Sai cosa fai? Riprendi in mano le redini della situazione, perché adesso basta, lo sai che è tempo di lasciar perdere lo stare male fine a se stesso, quello ti ha già accompagnato per troppo, adesso apri gli occhi e ricominci o se proprio non ci riesci, scorri i numeri della rubrica sul cellulare ed arrivi al mio, che muoio dalla voglia di farti star bene.
...E fu così che questo blog assunse sempre più i caratteri del "cioè"...perdonami Eleonò.
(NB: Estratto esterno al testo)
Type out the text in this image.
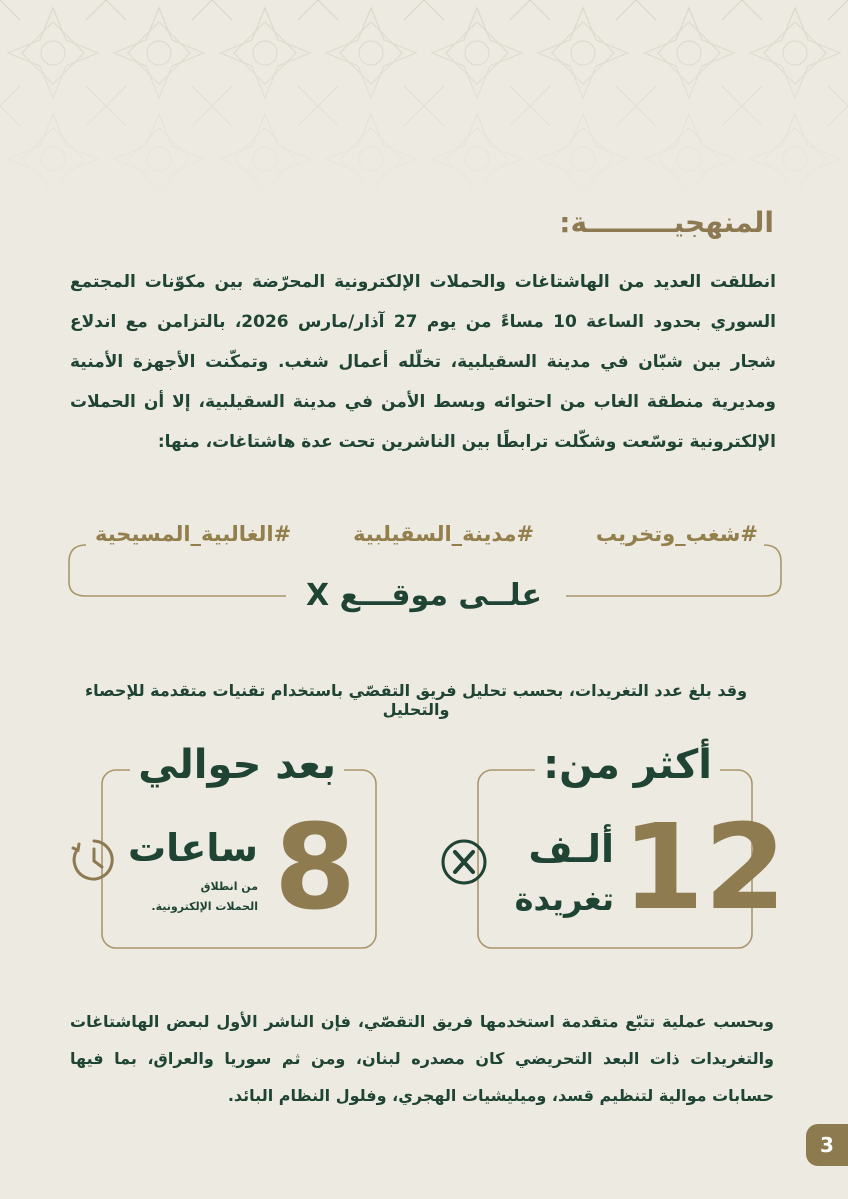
المنهجيـــــــــة:
انطلقت العديد من الهاشتاغات والحملات الإلكترونية المحرّضة بين مكوّنات المجتمع السوري بحدود الساعة 10 مساءً من يوم 27 آذار/مارس 2026، بالتزامن مع اندلاع شجار بين شبّان في مدينة السقيلبية، تخلّله أعمال شغب. وتمكّنت الأجهزة الأمنية ومديرية منطقة الغاب من احتوائه وبسط الأمن في مدينة السقيلبية، إلا أن الحملات الإلكترونية توسّعت وشكّلت ترابطًا بين الناشرين تحت عدة هاشتاغات، منها:
#الغالبية_المسيحية	#مدينة_السقيلبية	#شغب_وتخريب
علــى موقـــع X
وقد بلغ عدد التغريدات، بحسب تحليل فريق التقصّي باستخدام تقنيات متقدمة للإحصاء والتحليل
أكثر من:
12
ألـف
تغريدة
بعد حوالي
8
ساعات
من انطلاق
الحملات الإلكترونية.
وبحسب عملية تتبّع متقدمة استخدمها فريق التقصّي، فإن الناشر الأول لبعض الهاشتاغات والتغريدات ذات البعد التحريضي كان مصدره لبنان، ومن ثم سوريا والعراق، بما فيها حسابات موالية لتنظيم قسد، وميليشيات الهجري، وفلول النظام البائد.
3
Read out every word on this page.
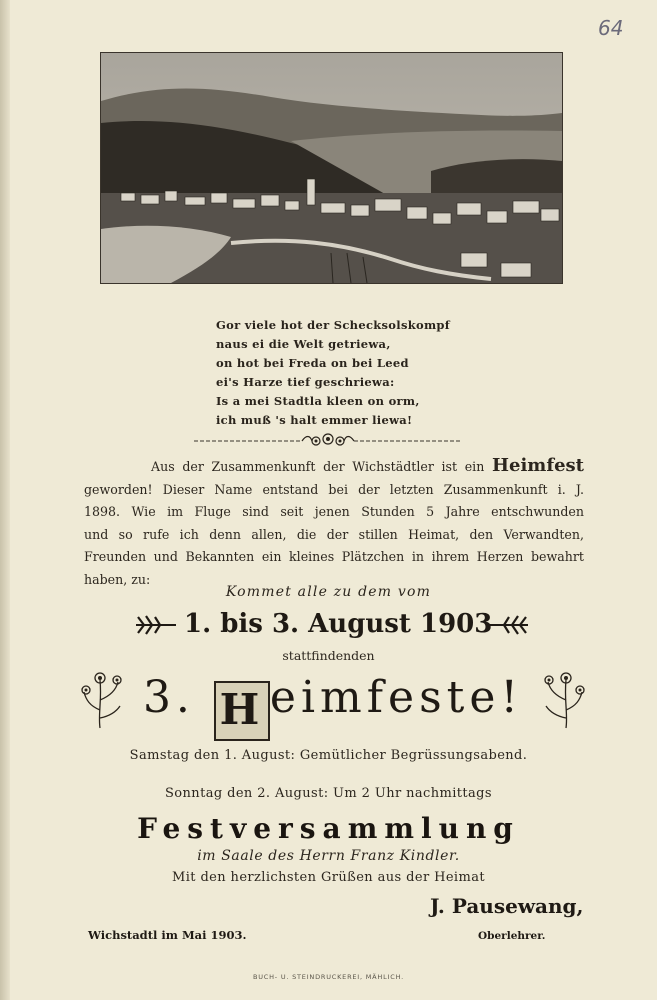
64
Gor viele hot der Schecksolskompf
naus ei die Welt getriewa,
on hot bei Freda on bei Leed
ei's Harze tief geschriewa:
Is a mei Stadtla kleen on orm,
ich muß 's halt emmer liewa!
Aus der Zusammenkunft der Wichstädtler ist ein Heimfest
geworden! Dieser Name entstand bei der letzten Zusammenkunft i. J.
1898. Wie im Fluge sind seit jenen Stunden 5 Jahre entschwunden
und so rufe ich denn allen, die der stillen Heimat, den Verwandten,
Freunden und Bekannten ein kleines Plätzchen in ihrem Herzen bewahrt
haben, zu:
Kommet alle zu dem vom
1. bis 3. August 1903
stattfindenden
3. H eimfeste!
Samstag den 1. August: Gemütlicher Begrüssungsabend.
Sonntag den 2. August: Um 2 Uhr nachmittags
Festversammlung
im Saale des Herrn Franz Kindler.
Mit den herzlichsten Grüßen aus der Heimat
J. Pausewang,
Wichstadtl im Mai 1903.	Oberlehrer.
BUCH- U. STEINDRUCKEREI, MÄHLICH.
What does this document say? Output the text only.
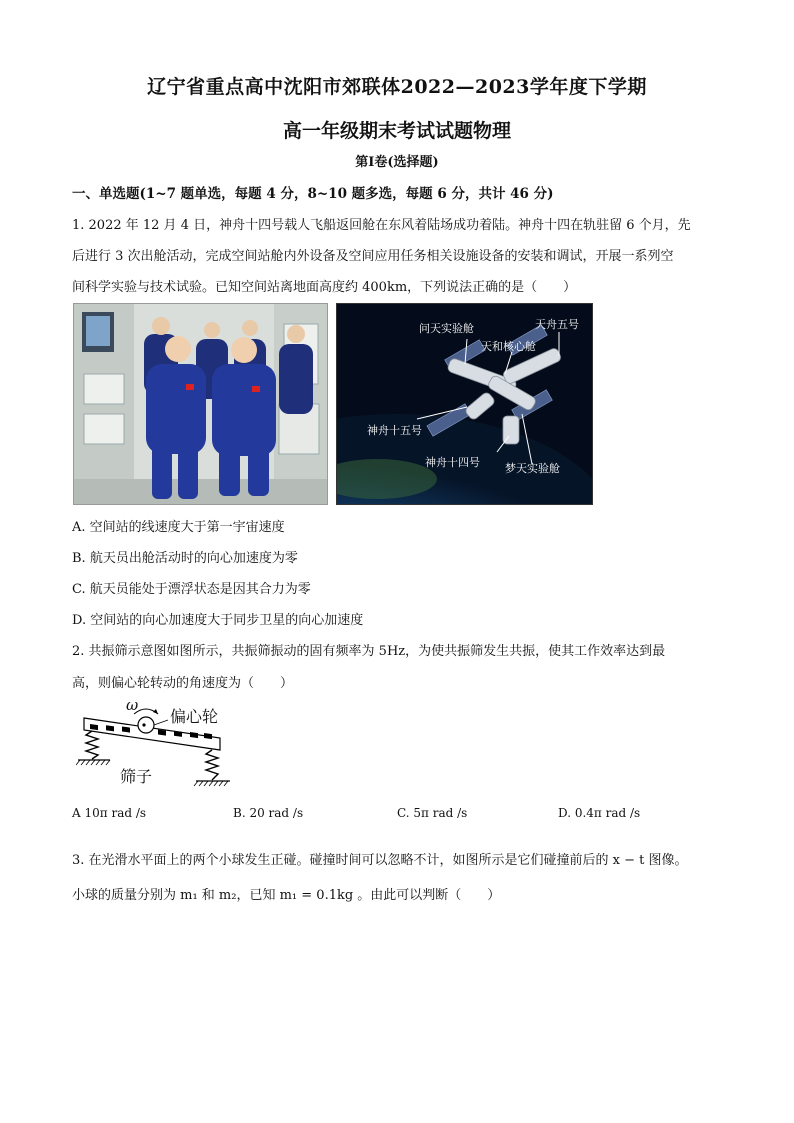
辽宁省重点高中沈阳市郊联体2022—2023学年度下学期
高一年级期末考试试题物理
第Ⅰ卷(选择题)
一、单选题(1~7 题单选，每题 4 分，8~10 题多选，每题 6 分，共计 46 分)
1. 2022 年 12 月 4 日，神舟十四号载人飞船返回舱在东风着陆场成功着陆。神舟十四在轨驻留 6 个月，先
后进行 3 次出舱活动，完成空间站舱内外设备及空间应用任务相关设施设备的安装和调试，开展一系列空
间科学实验与技术试验。已知空间站离地面高度约 400km，下列说法正确的是（　　）
问天实验舱	天舟五号
天和核心舱
神舟十五号
神舟十四号 梦天实验舱
A. 空间站的线速度大于第一宇宙速度
B. 航天员出舱活动时的向心加速度为零
C. 航天员能处于漂浮状态是因其合力为零
D. 空间站的向心加速度大于同步卫星的向心加速度
2. 共振筛示意图如图所示，共振筛振动的固有频率为 5Hz，为使共振筛发生共振，使其工作效率达到最
高，则偏心轮转动的角速度为（　　）
ω
偏心轮
筛子
A 10π rad /s	B. 20 rad /s	C. 5π rad /s	D. 0.4π rad /s
3. 在光滑水平面上的两个小球发生正碰。碰撞时间可以忽略不计，如图所示是它们碰撞前后的 x − t 图像。
小球的质量分别为 m₁ 和 m₂，已知 m₁ = 0.1kg 。由此可以判断（　　）
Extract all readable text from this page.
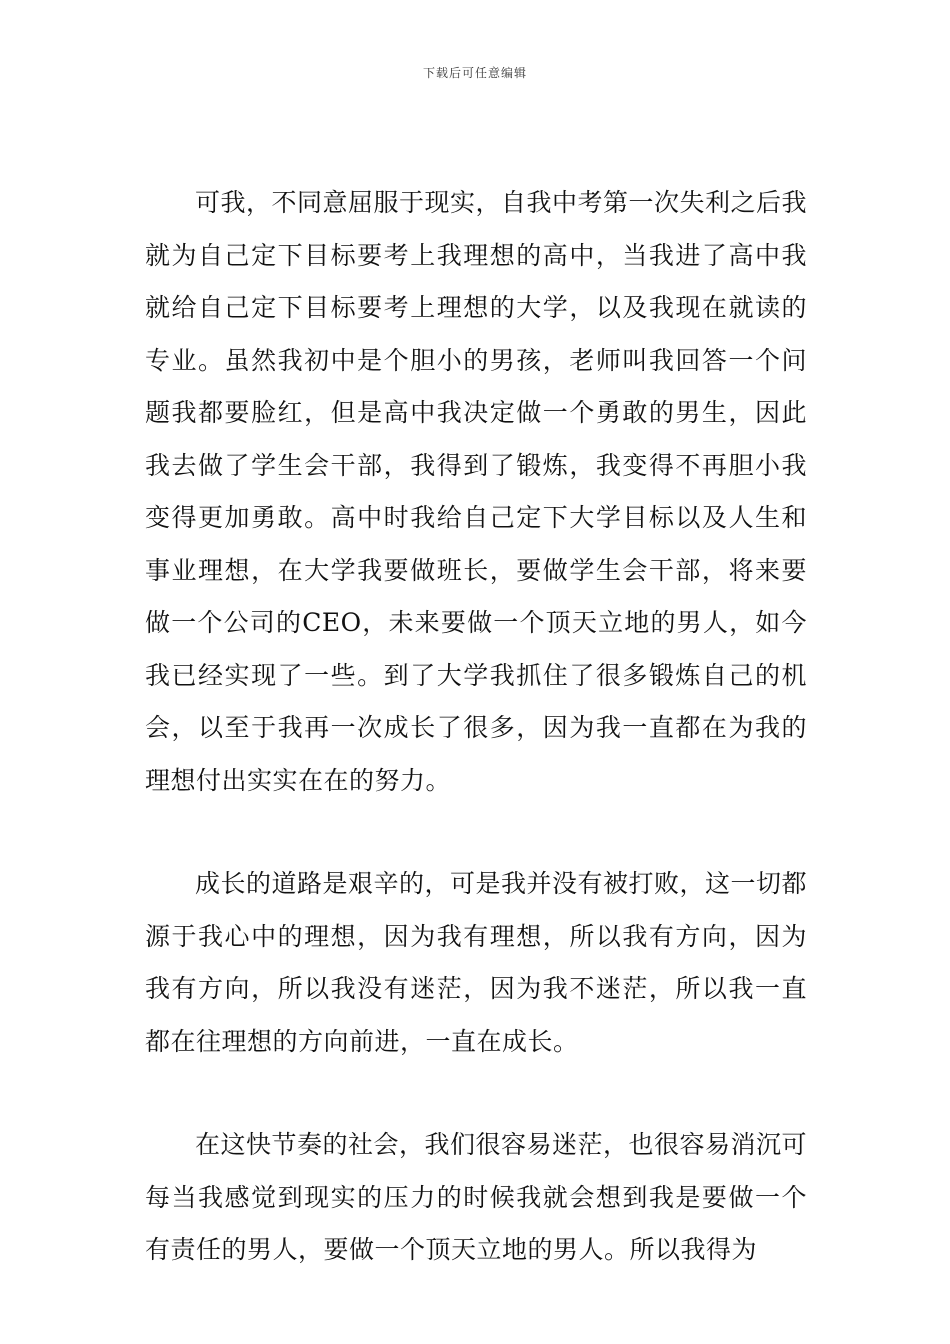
下载后可任意编辑

可我，不同意屈服于现实，自我中考第一次失利之后我就为自己定下目标要考上我理想的高中，当我进了高中我就给自己定下目标要考上理想的大学，以及我现在就读的专业。虽然我初中是个胆小的男孩，老师叫我回答一个问题我都要脸红，但是高中我决定做一个勇敢的男生，因此我去做了学生会干部，我得到了锻炼，我变得不再胆小我变得更加勇敢。高中时我给自己定下大学目标以及人生和事业理想，在大学我要做班长，要做学生会干部，将来要做一个公司的CEO，未来要做一个顶天立地的男人，如今我已经实现了一些。到了大学我抓住了很多锻炼自己的机会，以至于我再一次成长了很多，因为我一直都在为我的理想付出实实在在的努力。

成长的道路是艰辛的，可是我并没有被打败，这一切都源于我心中的理想，因为我有理想，所以我有方向，因为我有方向，所以我没有迷茫，因为我不迷茫，所以我一直都在往理想的方向前进，一直在成长。

在这快节奏的社会，我们很容易迷茫，也很容易消沉可每当我感觉到现实的压力的时候我就会想到我是要做一个有责任的男人，要做一个顶天立地的男人。所以我得为
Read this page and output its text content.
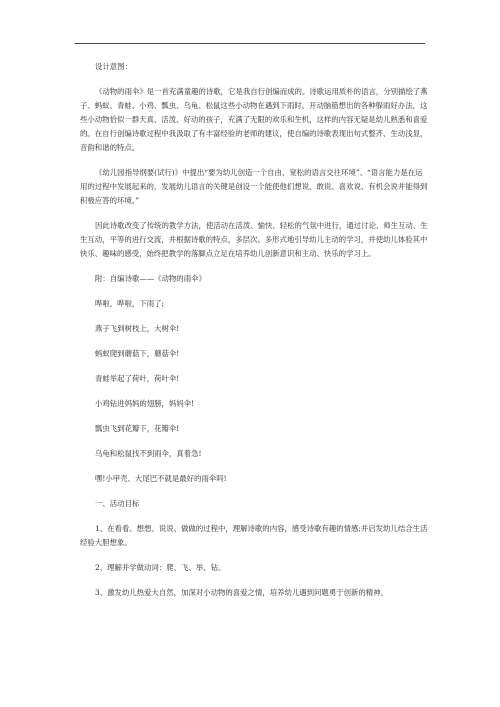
设计意图：

《动物的雨伞》是一首充满童趣的诗歌，它是我自行创编而成的。诗歌运用质朴的语言，分别描绘了燕子、蚂蚁、青蛙、小鸡、瓢虫、乌龟、松鼠这些小动物在遇到下雨时，开动脑筋想出的各种躲雨好办法，这些小动物恰似一群天真、活泼、好动的孩子，充满了无限的欢乐和生机，这样的内容无疑是幼儿熟悉和喜爱的。在自行创编诗歌过程中我汲取了有丰富经验的老师的建议，使自编的诗歌表现出句式整齐、生动浅显，音韵和谐的特点。

《幼儿园指导纲要(试行)》中提出“要为幼儿创造一个自由、宽松的语言交往环境”、“语言能力是在运用的过程中发展起来的，发展幼儿语言的关键是创设一个能使他们想说、敢说、喜欢说、有机会说并能得到积极应答的环境。”

因此诗歌改变了传统的教学方法，使活动在活泼、愉快、轻松的气氛中进行，通过讨论、师生互动、生生互动，平等的进行交流，并根据诗歌的特点，多层次、多形式地引导幼儿主动的学习，并使幼儿体验其中快乐、趣味的感受，始终把教学的落脚点立足在培养幼儿创新意识和主动、快乐的学习上。

附：自编诗歌——《动物的雨伞》

哗啦，哗啦，下雨了;

燕子飞到树枝上，大树伞!

蚂蚁爬到蘑菇下，蘑菇伞!

青蛙举起了荷叶，荷叶伞!

小鸡钻进妈妈的翅膀，妈妈伞!

瓢虫飞到花瓣下，花瓣伞!

乌龟和松鼠找不到雨伞，真着急!

嘿!小甲壳、大尾巴不就是最好的雨伞吗!

一、活动目标

1、在看看、想想、说说、做做的过程中，理解诗歌的内容，感受诗歌有趣的情感;并启发幼儿结合生活经验大胆想象。

2、理解并学做动词：爬、飞、举、钻。

3、激发幼儿热爱大自然，加深对小动物的喜爱之情，培养幼儿遇到问题勇于创新的精神。
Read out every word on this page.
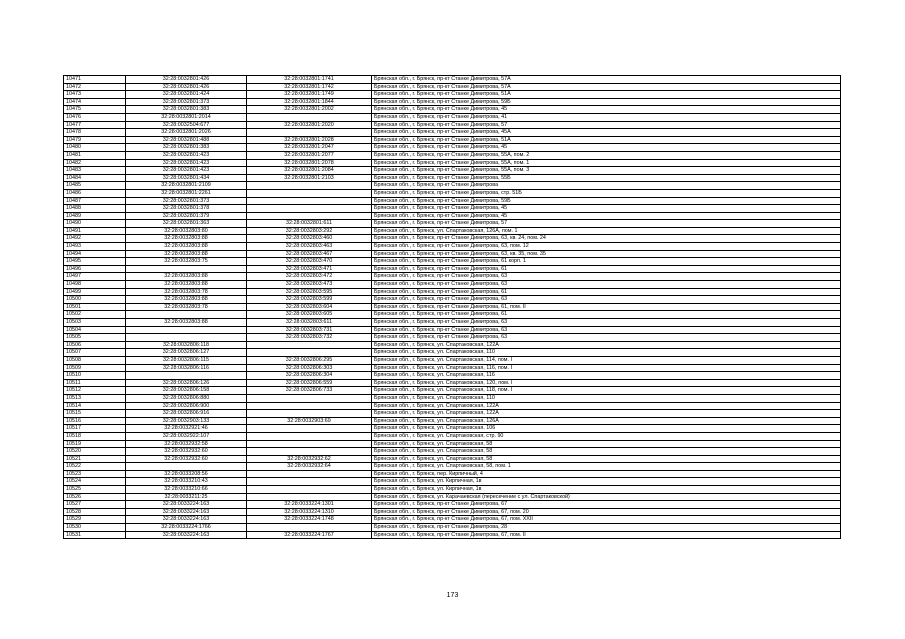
10471	32:28:0032801:426	32:28:0032801:1741	Брянская обл., г. Брянск, пр-кт Станке Димитрова, 57А
10472	32:28:0032801:426	32:28:0032801:1742	Брянская обл., г. Брянск, пр-кт Станке Димитрова, 57А
10473	32:28:0032801:424	32:28:0032801:1749	Брянская обл., г. Брянск, пр-кт Станке Димитрова, 51А
10474	32:28:0032801:373	32:28:0032801:1844	Брянская обл., г. Брянск, пр-кт Станке Димитрова, 59Б
10475	32:28:0032801:383	32:28:0032801:2002	Брянская обл., г. Брянск, пр-кт Станке Димитрова, 45
10476	32:28:0032801:2014		Брянская обл., г. Брянск, пр-кт Станке Димитрова, 41
10477	32:28:0032504:677	32:28:0032801:2020	Брянская обл., г. Брянск, пр-кт Станке Димитрова, 57
10478	32:28:0032801:2026		Брянская обл., г. Брянск, пр-кт Станке Димитрова, 45А
10479	32:28:0032801:488	32:28:0032801:2028	Брянская обл., г. Брянск, пр-кт Станке Димитрова, 51А
10480	32:28:0032801:383	32:28:0032801:2047	Брянская обл., г. Брянск, пр-кт Станке Димитрова, 45
10481	32:28:0032801:423	32:28:0032801:2077	Брянская обл., г. Брянск, пр-кт Станке Димитрова, 55А, пом. 2
10482	32:28:0032801:423	32:28:0032801:2078	Брянская обл., г. Брянск, пр-кт Станке Димитрова, 55А, пом. 1
10483	32:28:0032801:423	32:28:0032801:2084	Брянская обл., г. Брянск, пр-кт Станке Димитрова, 55А, пом. 3
10484	32:28:0032801:434	32:28:0032801:2103	Брянская обл., г. Брянск, пр-кт Станке Димитрова, 55Б
10485	32:28:0032801:2109		Брянская обл., г. Брянск, пр-кт Станке Димитрова
10486	32:28:0032801:2261		Брянская обл., г. Брянск, пр-кт Станке Димитрова, стр. 51Б
10487	32:28:0032801:373		Брянская обл., г. Брянск, пр-кт Станке Димитрова, 59Б
10488	32:28:0032801:378		Брянская обл., г. Брянск, пр-кт Станке Димитрова, 45
10489	32:28:0032801:379		Брянская обл., г. Брянск, пр-кт Станке Димитрова, 45
10490	32:28:0032801:363	32:28:0032801:611	Брянская обл., г. Брянск, пр-кт Станке Димитрова, 57
10491	32:28:0032803:80	32:28:0032803:292	Брянская обл., г. Брянск, ул. Спартаковская, 126А, пом. 1
10492	32:28:0032803:88	32:28:0032803:460	Брянская обл., г. Брянск, пр-кт Станке Димитрова, 63, кв. 24, пом. 24
10493	32:28:0032803:88	32:28:0032803:463	Брянская обл., г. Брянск, пр-кт Станке Димитрова, 63, пом. 12
10494	32:28:0032803:88	32:28:0032803:467	Брянская обл., г. Брянск, пр-кт Станке Димитрова, 63, кв. 35, пом. 35
10495	32:28:0032803:75	32:28:0032803:470	Брянская обл., г. Брянск, пр-кт Станке Димитрова, 61 корп. 1
10496		32:28:0032803:471	Брянская обл., г. Брянск, пр-кт Станке Димитрова, 61
10497	32:28:0032803:88	32:28:0032803:472	Брянская обл., г. Брянск, пр-кт Станке Димитрова, 63
10498	32:28:0032803:88	32:28:0032803:473	Брянская обл., г. Брянск, пр-кт Станке Димитрова, 63
10499	32:28:0032803:78	32:28:0032803:595	Брянская обл., г. Брянск, пр-кт Станке Димитрова, 61
10500	32:28:0032803:88	32:28:0032803:599	Брянская обл., г. Брянск, пр-кт Станке Димитрова, 63
10501	32:28:0032803:78	32:28:0032803:604	Брянская обл., г. Брянск, пр-кт Станке Димитрова, 61, пом. II
10502		32:28:0032803:605	Брянская обл., г. Брянск, пр-кт Станке Димитрова, 61
10503	32:28:0032803:88	32:28:0032803:611	Брянская обл., г. Брянск, пр-кт Станке Димитрова, 63
10504		32:28:0032803:731	Брянская обл., г. Брянск, пр-кт Станке Димитрова, 63
10505		32:28:0032803:732	Брянская обл., г. Брянск, пр-кт Станке Димитрова, 63
10506	32:28:0032806:118		Брянская обл., г. Брянск, ул. Спартаковская, 122А
10507	32:28:0032806:127		Брянская обл., г. Брянск, ул. Спартаковская, 110
10508	32:28:0032806:115	32:28:0032806:295	Брянская обл., г. Брянск, ул. Спартаковская, 114, пом. I
10509	32:28:0032806:116	32:28:0032806:303	Брянская обл., г. Брянск, ул. Спартаковская, 116, пом. I
10510		32:28:0032806:304	Брянская обл., г. Брянск, ул. Спартаковская, 116
10511	32:28:0032806:126	32:28:0032806:559	Брянская обл., г. Брянск, ул. Спартаковская, 120, пом. I
10512	32:28:0032806:158	32:28:0032806:733	Брянская обл., г. Брянск, ул. Спартаковская, 118, пом. I
10513	32:28:0032806:880		Брянская обл., г. Брянск, ул. Спартаковская, 110
10514	32:28:0032806:900		Брянская обл., г. Брянск, ул. Спартаковская, 122А
10515	32:28:0032806:916		Брянская обл., г. Брянск, ул. Спартаковская, 122А
10516	32:28:0032903:133	32:28:0032903:69	Брянская обл., г. Брянск, ул. Спартаковская, 126А
10517	32:28:0032921:46		Брянская обл., г. Брянск, ул. Спартаковская, 106
10518	32:28:0032922:107		Брянская обл., г. Брянск, ул. Спартаковская, стр. 90
10519	32:28:0032932:58		Брянская обл., г. Брянск, ул. Спартаковская, 58
10520	32:28:0032932:60		Брянская обл., г. Брянск, ул. Спартаковская, 58
10521	32:28:0032932:60	32:28:0032932:62	Брянская обл., г. Брянск, ул. Спартаковская, 58
10522		32:28:0032932:64	Брянская обл., г. Брянск, ул. Спартаковская, 58, пом. 1
10523	32:28:0033208:56		Брянская обл., г. Брянск, пер. Кирпичный, 4
10524	32:28:0033210:43		Брянская обл., г. Брянск, ул. Кирпичная, 1в
10525	32:28:0033210:66		Брянская обл., г. Брянск, ул. Кирпичная, 1в
10526	32:28:0033211:25		Брянская обл., г. Брянск, ул. Карачаевская (пересечение с ул. Спартаковской)
10527	32:28:0033224:163	32:28:0033224:1301	Брянская обл., г. Брянск, пр-кт Станке Димитрова, 67
10528	32:28:0033224:163	32:28:0033224:1310	Брянская обл., г. Брянск, пр-кт Станке Димитрова, 67, пом. 20
10529	32:28:0033224:163	32:28:0033224:1748	Брянская обл., г. Брянск, пр-кт Станке Димитрова, 67, пом. XXII
10530	32:28:0033224:1766		Брянская обл., г. Брянск, пр-кт Станке Димитрова, 28
10531	32:28:0033224:163	32:28:0033224:1767	Брянская обл., г. Брянск, пр-кт Станке Димитрова, 67, пом. II
173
Vediamo se sono dell'umore giusto per scrivere.
Sto ascoltando i Pulp, come riflettevamo qualche giorno fa (o settimana fa) io e la mia amica, la voce del cantante dei Pulp è tremendamente stupendamente ovattata e ciò è fantastico.
I Pulp mi fanno impazzire.
In quest'ultimo mese sono successe tantissime cose. Partiamo dall'inizio.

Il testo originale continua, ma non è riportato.